If the wrist or arm was used as the point of catheter insertion, then the patient does not need to stay in bed. Throughout the post-procedure monitoring, the point of catheter entrance will be checked for bleeding, swelling or inflammation. Vital signs will be continuously monitored during this observation period. Usually, the patient will stay overnight for further observation.
- During the first day or two after stenting, patients should drink plenty of fluids to prevent dehydration and to help flush from the body the dye that was used during the procedure.
- Exercise and exertion. Patients are reminded to refrain from lifting heavy objects and engaging in strenuous exercise or sexual activity for 24 hours after the procedure.
- Care of the incision area. Bruising and soreness is possible and normal. Undue pain, swelling or inflammation may require medical attention.
- Medications. Patients will be prescribed medications (e.g., aspirin) to prevent the formation of blood clots (thrombosis) in the stern. These medications will be taken for life. Also, for four weeks following the procedure, patients will be prescribed an additional antiplatelet medication to minimize the risk of blood clot formation within the stent. Finally, in the first eight weeks after the procedure, patients will need to take antibiotics before any dental, medical or surgical procedure.
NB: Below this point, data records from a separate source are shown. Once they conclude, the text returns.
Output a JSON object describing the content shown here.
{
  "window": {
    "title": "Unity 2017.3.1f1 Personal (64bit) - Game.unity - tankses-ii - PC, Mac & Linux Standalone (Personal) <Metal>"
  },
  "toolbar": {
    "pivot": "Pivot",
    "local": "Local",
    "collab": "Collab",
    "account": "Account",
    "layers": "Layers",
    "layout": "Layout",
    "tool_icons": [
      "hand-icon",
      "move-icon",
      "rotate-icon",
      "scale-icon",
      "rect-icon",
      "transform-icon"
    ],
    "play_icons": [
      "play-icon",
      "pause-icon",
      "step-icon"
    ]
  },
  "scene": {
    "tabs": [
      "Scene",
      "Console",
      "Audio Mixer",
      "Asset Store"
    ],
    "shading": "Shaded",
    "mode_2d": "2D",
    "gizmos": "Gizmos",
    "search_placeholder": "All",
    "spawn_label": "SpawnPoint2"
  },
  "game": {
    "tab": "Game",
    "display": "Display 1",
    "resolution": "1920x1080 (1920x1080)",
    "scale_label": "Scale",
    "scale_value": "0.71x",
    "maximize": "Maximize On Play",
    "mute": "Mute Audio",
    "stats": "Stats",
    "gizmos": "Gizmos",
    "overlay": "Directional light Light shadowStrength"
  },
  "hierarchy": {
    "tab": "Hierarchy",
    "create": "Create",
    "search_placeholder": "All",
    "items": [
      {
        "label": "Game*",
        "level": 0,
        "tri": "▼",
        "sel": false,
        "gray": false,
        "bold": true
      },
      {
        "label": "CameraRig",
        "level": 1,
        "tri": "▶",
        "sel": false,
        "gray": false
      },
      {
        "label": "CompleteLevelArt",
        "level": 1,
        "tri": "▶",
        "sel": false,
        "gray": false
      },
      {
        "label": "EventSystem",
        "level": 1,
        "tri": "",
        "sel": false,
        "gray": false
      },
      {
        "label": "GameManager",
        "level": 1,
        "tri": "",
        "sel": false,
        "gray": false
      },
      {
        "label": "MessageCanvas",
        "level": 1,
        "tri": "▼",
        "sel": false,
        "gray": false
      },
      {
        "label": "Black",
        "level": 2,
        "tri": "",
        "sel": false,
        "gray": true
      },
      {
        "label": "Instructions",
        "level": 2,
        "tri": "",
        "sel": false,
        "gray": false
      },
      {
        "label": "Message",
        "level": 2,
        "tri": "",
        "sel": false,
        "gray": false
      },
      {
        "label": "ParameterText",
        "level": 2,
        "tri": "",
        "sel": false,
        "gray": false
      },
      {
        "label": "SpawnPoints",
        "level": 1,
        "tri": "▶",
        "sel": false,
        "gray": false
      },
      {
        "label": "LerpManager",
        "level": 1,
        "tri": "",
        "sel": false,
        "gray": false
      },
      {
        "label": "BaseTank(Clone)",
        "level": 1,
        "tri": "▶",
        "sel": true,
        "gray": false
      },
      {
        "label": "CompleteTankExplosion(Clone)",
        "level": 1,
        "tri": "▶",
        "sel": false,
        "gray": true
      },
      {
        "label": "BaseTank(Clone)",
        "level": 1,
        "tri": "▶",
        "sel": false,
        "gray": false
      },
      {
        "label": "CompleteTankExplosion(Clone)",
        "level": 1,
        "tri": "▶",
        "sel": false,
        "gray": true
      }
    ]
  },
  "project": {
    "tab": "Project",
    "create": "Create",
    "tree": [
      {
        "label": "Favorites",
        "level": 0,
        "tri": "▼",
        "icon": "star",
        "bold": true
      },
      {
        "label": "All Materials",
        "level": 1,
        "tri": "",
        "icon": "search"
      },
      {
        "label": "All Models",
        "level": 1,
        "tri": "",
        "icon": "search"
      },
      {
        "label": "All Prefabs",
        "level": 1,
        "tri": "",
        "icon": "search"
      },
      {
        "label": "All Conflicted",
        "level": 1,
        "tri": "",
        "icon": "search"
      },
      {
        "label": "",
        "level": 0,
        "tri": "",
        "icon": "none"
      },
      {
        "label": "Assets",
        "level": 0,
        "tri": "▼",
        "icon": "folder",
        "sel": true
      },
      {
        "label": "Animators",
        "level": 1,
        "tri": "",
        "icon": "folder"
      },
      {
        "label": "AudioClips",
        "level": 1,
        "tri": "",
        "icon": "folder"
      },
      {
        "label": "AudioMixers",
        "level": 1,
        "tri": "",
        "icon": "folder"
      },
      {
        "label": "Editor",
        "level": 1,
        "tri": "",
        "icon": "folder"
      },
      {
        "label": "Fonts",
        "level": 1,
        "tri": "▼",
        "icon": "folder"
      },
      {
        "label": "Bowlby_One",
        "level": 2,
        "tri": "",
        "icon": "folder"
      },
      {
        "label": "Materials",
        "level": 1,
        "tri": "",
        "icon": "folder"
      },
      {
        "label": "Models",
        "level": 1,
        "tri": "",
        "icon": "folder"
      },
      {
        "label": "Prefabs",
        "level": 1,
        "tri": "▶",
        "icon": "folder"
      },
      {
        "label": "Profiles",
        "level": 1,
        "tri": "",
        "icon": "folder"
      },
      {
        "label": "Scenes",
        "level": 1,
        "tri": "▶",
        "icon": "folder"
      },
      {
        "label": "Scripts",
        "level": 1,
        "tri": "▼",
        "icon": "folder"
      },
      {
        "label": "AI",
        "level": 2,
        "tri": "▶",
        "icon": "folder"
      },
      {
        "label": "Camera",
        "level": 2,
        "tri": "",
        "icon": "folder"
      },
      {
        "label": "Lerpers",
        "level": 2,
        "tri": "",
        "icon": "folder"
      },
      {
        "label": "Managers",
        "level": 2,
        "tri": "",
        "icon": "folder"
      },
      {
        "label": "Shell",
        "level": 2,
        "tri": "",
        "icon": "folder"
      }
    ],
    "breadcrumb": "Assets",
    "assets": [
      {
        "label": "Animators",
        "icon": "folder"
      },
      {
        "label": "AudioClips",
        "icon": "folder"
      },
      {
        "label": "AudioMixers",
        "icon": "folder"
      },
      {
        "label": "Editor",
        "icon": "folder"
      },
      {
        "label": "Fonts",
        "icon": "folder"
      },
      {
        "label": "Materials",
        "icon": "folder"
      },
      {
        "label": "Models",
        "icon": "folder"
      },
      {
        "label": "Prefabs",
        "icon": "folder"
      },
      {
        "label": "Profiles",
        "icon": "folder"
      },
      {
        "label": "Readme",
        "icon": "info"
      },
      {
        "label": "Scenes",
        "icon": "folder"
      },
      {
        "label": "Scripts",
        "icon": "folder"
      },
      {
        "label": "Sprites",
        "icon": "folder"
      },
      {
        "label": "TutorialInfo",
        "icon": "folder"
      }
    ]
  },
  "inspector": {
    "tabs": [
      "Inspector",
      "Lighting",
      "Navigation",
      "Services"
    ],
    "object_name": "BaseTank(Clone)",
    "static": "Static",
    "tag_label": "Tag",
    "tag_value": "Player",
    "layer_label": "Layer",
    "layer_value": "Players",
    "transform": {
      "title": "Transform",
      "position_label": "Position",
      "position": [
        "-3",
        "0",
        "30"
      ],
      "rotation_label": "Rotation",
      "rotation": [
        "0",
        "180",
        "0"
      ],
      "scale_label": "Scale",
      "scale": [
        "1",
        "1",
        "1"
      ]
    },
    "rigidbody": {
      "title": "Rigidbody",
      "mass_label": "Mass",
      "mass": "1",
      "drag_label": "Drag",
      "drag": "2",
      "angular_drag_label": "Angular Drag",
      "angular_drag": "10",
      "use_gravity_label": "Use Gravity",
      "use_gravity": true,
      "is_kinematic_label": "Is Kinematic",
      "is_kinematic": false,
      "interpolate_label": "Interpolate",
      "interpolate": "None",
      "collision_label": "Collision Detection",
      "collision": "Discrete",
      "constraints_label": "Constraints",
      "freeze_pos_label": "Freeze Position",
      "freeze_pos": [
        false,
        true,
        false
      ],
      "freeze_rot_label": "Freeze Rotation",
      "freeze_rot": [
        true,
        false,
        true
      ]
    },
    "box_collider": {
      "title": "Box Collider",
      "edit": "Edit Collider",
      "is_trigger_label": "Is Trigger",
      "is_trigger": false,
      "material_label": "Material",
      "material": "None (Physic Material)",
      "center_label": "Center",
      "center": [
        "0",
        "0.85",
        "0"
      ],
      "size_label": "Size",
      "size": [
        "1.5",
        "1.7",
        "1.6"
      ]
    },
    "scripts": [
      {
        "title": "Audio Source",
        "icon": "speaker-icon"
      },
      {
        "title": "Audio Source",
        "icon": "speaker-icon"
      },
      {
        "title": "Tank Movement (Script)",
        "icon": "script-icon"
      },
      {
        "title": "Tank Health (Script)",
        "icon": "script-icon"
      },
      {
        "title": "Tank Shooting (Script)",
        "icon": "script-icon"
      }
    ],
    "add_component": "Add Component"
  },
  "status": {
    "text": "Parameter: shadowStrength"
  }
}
Stenting can improve circulation, with potential benefits such as the following:
- Reduced chest pain, pressure or discomfort
- Less shortness of breath (dyspnea)
- Lower risk of heart attack
- Less need for additional medical treatment with drugs
- Less risk of the artery re-closing
- Nearly no risk of abrupt vessel closures (which occur in about 5% of patients who have balloon procedures without stenting, within the first 24 hours of the procedure)
- There is a small chance that stents will damage the vessel when implanted, sometimes causing a tear or dissection of the artery. However, statistics have shown that this generally does not affect long-term prognosis.
- Approximately 20 percent of stents re-narrow within six months of placement. The risk of restenosis is also increased in patients with diabetes and “high-risk” patients with acute coronary syndromes.
- Ongoing attempts to prevent restenosis include the development of stents coated with a chemotherapeutic drug (e.g.. sirolimus), which is released into the wall of the artery. Approved by the U.S. Food and Drug Administration in April 2003, such drug-eluting stents have demonstrated an ability to minimize restenosis.
- One uncommon complication of stent placement is subacute thrombosis. This is when platelets aggregate and form a blood clot within the stent, potentially causing closing of the stent and a heart attack. It can occur with both drug-eluting and “bare metal’ stenting. To minimize this risk, medications such as aspirin and other antiplatelet drugs may be prescribed.